27 July 2011 Secretary-General Ban Ki-moon has stressed the need for urgent funding to carry out critical humanitarian efforts in the Horn of Africa and assist the millions suffering from famine and drought in the region.
In phone calls yesterday with top officials from Kuwait, Qatar, Saudi Arabia and the United Arab Emirates, Mr. Ban discussed the rapidly deteriorating situation in the Horn of Africa, where an estimated 11.6 million people are in need of humanitarian assistance.
Millions in Ethiopia, Djibouti, Kenya and Somalia are facing severe food shortages with rates of malnutrition and related deaths having reached alarming levels in many parts of the region. Somalia is the worst affected country, with the UN last week declaring a state on famine in two areas of the south.
The Secretary-General explained to the officials that only half of the $2 billion needed to respond to the drought emergency has been raised so far.
“He called for urgent international efforts to meet the gap in the humanitarian requirements for the region,” Mr. Ban’s spokesperson, Martin Nesirky, told reporters in New York.

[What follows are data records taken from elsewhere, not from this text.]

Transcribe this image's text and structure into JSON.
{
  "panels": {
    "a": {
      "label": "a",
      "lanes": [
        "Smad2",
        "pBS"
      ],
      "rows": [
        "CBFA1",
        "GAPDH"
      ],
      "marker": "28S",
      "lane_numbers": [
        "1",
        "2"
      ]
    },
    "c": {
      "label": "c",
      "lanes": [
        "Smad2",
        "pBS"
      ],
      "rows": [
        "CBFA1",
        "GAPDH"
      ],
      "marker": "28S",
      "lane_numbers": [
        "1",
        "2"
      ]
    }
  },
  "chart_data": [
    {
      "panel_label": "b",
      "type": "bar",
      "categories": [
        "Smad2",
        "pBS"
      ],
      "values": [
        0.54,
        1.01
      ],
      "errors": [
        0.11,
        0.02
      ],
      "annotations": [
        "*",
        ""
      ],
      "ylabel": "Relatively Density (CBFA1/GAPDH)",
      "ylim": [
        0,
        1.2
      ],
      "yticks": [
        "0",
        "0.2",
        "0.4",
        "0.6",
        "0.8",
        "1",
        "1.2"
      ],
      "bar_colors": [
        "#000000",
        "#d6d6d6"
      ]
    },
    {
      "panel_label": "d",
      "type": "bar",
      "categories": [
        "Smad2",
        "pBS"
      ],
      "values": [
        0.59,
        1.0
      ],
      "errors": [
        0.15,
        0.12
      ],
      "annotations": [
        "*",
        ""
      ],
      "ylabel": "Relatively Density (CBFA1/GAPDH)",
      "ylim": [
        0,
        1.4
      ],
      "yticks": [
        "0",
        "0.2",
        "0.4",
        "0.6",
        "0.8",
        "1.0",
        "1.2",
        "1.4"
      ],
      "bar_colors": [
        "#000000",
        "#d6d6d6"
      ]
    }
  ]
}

The Office for the Coordination of Humanitarian Affairs (OCHA) reported today that the number of internally displaced persons (IDPs) moving from pastoral to urban areas is increasing in Somalia.
The UN World Food Programme (WFP) has scaled up its operations to reach 175,000 people in the Gedo region, while the UN High Commissioner for Refugees (UNHCR) is distributing supplies to 189,000 people in southern Somalia.
WFP is also providing emergency relief rations to 60,000 pastoralists in Djibouti who have suffered massive livestock deaths.
The office also expressed concern about the worsening situation in Ethiopia, where 4.5 million people are in need of food aid. The price of wheat in the capital, Addis Ababa, is more than 80 per cent higher than it was one year ago, it stated.